OSCC develops in an immune cell-rich environment, where inflammatory cells in the tumour microenvironment establish an anti-tumour response by secreting pro-inflammatory cytokines. At the same time the cancer cells may induce various mechanisms suppressing the anti-tumour response such as regulating a network of suppressive cytokines and the recruitment of suppressive Tregs. These escape mechanisms are seen at the local tumour site and similar mechanisms may also occur in regional lymph nodes (LN). A current project is investigating the concept that the escape of malignant oral keratinocytes from the primary site and their metastasis to regional lymph nodes is orchestrated by regulatory T cells and their associated immune repertoire.

Oral lichen planus (OLP) is a common chronic immune-mediated disease. We are comparing the number of cells expressing various immune markers in OLP with non-specifically inflamed oral mucosa using immunohistochemistry and determining gene expression with quantitative real-time reverse transcriptase polymerase chain reaction.

Angiogenesis and lymphangiogenesis

We have shown that angiogenic factors were expressed on epithelial cells as well as endothelial cells in OSCC. These findings offer an insight into upregulation of pro-angiogenic genes in oral cancer. In the future, anti-angiogenic therapies in OSCC could prove to be useful as an adjunct to conventional surgical and chemotherapeutic treatments.

Dentine-pulp development

We are investigating angiogenesis, growth factor and cytokine activity in pulp biology in relation to pulp-dentine development and response to injury. In particular, the apex of immature permanent teeth has been shown to contain a rich source of angiogenic factors which may contribute to development and healing. The impact of Type 2 Diabetes on the dental pulp is a further area of investigation and our findings indicate that there are distinct histological and immunological differences in the pulps of healthy and diabetic patients.

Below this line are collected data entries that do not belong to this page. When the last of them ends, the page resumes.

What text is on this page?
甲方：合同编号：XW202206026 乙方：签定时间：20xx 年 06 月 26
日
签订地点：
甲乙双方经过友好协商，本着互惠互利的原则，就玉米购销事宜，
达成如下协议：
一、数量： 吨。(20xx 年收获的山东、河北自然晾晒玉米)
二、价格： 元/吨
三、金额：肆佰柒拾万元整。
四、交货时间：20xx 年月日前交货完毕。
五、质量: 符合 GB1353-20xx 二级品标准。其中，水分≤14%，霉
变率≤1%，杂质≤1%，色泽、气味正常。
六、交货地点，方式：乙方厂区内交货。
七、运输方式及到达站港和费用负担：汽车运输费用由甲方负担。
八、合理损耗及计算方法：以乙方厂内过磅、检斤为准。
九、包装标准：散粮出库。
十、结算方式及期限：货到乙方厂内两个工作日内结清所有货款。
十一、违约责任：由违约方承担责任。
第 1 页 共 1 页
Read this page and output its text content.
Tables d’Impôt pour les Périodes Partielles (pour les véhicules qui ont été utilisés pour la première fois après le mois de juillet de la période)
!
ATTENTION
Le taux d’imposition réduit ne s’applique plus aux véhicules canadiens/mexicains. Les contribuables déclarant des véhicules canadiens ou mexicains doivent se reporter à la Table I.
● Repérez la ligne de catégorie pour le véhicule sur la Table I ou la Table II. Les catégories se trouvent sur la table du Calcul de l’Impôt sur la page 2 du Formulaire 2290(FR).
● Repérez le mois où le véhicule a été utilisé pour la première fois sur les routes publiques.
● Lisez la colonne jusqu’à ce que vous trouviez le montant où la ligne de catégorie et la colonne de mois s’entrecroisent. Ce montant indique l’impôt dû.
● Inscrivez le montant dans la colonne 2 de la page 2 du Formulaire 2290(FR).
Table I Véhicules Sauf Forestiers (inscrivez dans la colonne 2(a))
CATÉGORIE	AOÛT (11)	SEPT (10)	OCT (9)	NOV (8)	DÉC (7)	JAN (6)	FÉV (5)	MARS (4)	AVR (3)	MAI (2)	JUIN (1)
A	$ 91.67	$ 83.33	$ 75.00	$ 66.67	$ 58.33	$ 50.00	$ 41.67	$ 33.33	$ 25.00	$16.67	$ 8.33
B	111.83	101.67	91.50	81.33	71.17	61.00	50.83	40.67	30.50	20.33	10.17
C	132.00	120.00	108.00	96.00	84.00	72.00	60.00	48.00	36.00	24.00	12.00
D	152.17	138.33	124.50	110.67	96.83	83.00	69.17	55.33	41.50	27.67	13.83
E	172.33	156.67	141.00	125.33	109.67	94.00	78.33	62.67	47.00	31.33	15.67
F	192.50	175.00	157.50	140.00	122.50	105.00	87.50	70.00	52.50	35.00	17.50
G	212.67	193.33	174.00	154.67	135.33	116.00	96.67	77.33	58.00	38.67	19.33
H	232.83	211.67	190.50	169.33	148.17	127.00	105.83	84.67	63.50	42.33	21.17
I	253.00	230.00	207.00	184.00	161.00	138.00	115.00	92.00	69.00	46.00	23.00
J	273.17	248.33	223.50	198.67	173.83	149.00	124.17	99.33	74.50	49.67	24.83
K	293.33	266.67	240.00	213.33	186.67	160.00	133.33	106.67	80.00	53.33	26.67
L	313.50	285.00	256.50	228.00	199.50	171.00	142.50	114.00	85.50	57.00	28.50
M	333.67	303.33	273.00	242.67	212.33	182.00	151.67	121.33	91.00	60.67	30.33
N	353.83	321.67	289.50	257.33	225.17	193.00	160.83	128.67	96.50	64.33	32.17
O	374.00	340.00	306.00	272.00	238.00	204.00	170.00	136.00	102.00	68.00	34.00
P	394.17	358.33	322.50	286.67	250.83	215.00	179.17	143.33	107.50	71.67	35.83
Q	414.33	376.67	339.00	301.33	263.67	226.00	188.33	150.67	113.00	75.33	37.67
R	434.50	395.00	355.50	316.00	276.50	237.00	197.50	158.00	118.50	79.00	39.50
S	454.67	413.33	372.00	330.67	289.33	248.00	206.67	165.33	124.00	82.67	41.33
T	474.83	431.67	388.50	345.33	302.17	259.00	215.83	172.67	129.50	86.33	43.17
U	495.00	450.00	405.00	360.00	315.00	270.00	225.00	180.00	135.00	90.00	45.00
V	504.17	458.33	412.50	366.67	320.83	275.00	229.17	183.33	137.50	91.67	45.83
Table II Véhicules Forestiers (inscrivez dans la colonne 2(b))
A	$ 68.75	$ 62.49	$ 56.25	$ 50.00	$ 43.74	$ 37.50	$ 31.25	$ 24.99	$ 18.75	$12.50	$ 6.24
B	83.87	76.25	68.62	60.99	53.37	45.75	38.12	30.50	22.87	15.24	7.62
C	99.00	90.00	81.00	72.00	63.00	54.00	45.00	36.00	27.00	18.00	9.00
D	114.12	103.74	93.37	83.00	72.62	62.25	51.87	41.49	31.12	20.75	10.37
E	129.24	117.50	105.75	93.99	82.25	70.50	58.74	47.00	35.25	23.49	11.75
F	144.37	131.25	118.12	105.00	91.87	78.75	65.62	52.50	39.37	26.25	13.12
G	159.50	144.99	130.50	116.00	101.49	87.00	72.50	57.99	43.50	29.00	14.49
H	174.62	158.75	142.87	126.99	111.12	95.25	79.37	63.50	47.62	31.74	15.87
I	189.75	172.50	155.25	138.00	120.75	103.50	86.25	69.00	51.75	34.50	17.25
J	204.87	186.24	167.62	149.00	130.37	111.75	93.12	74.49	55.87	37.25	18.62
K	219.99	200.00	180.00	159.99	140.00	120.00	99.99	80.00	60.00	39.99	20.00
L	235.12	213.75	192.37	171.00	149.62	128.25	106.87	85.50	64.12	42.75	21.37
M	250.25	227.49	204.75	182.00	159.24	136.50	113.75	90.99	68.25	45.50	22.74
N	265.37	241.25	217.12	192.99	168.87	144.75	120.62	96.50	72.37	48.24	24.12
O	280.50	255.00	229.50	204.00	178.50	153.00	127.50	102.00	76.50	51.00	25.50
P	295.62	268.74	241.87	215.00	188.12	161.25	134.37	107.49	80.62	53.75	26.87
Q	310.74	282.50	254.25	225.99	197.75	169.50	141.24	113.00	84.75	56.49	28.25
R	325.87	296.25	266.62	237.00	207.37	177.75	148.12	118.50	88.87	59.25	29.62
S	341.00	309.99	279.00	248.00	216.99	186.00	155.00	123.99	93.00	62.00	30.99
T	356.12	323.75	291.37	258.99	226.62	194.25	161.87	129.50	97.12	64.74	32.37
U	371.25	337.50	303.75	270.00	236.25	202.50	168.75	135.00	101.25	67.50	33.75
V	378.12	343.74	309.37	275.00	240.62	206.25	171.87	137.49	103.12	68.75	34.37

This is clinically significant and may suggest that there are similar processes happening in dental tissues to elsewhere in the body.

Wound healing

Deer antlers are the only known mammalian appendages that can annually achieve complete epimorphic regeneration. We are investigating the wound healing and regenerative potential of deer antler, in what is a stem cell based regeneration model, focusing on pleiotrophin, one of the highly up-regulated transcripts.

Endoplasmic reticulum stress in oral diseases

Cellular stress pathways known as the unfolded protein response (UPR) are activated when the endoplasmic reticulum, the protein-producing factory within the cell, is stressed. ER stress modulates UPR pathways, thus partially determining the cellular responses to disease. Evidence suggests that UPR components are activated to either inhibit cancer growth or promote its progression and this is being investigated in a series of projects. The affect on UPR in periodontal ligament cells subjected to mechanical strain, mimicking orthodontic tooth movement is a further area of study.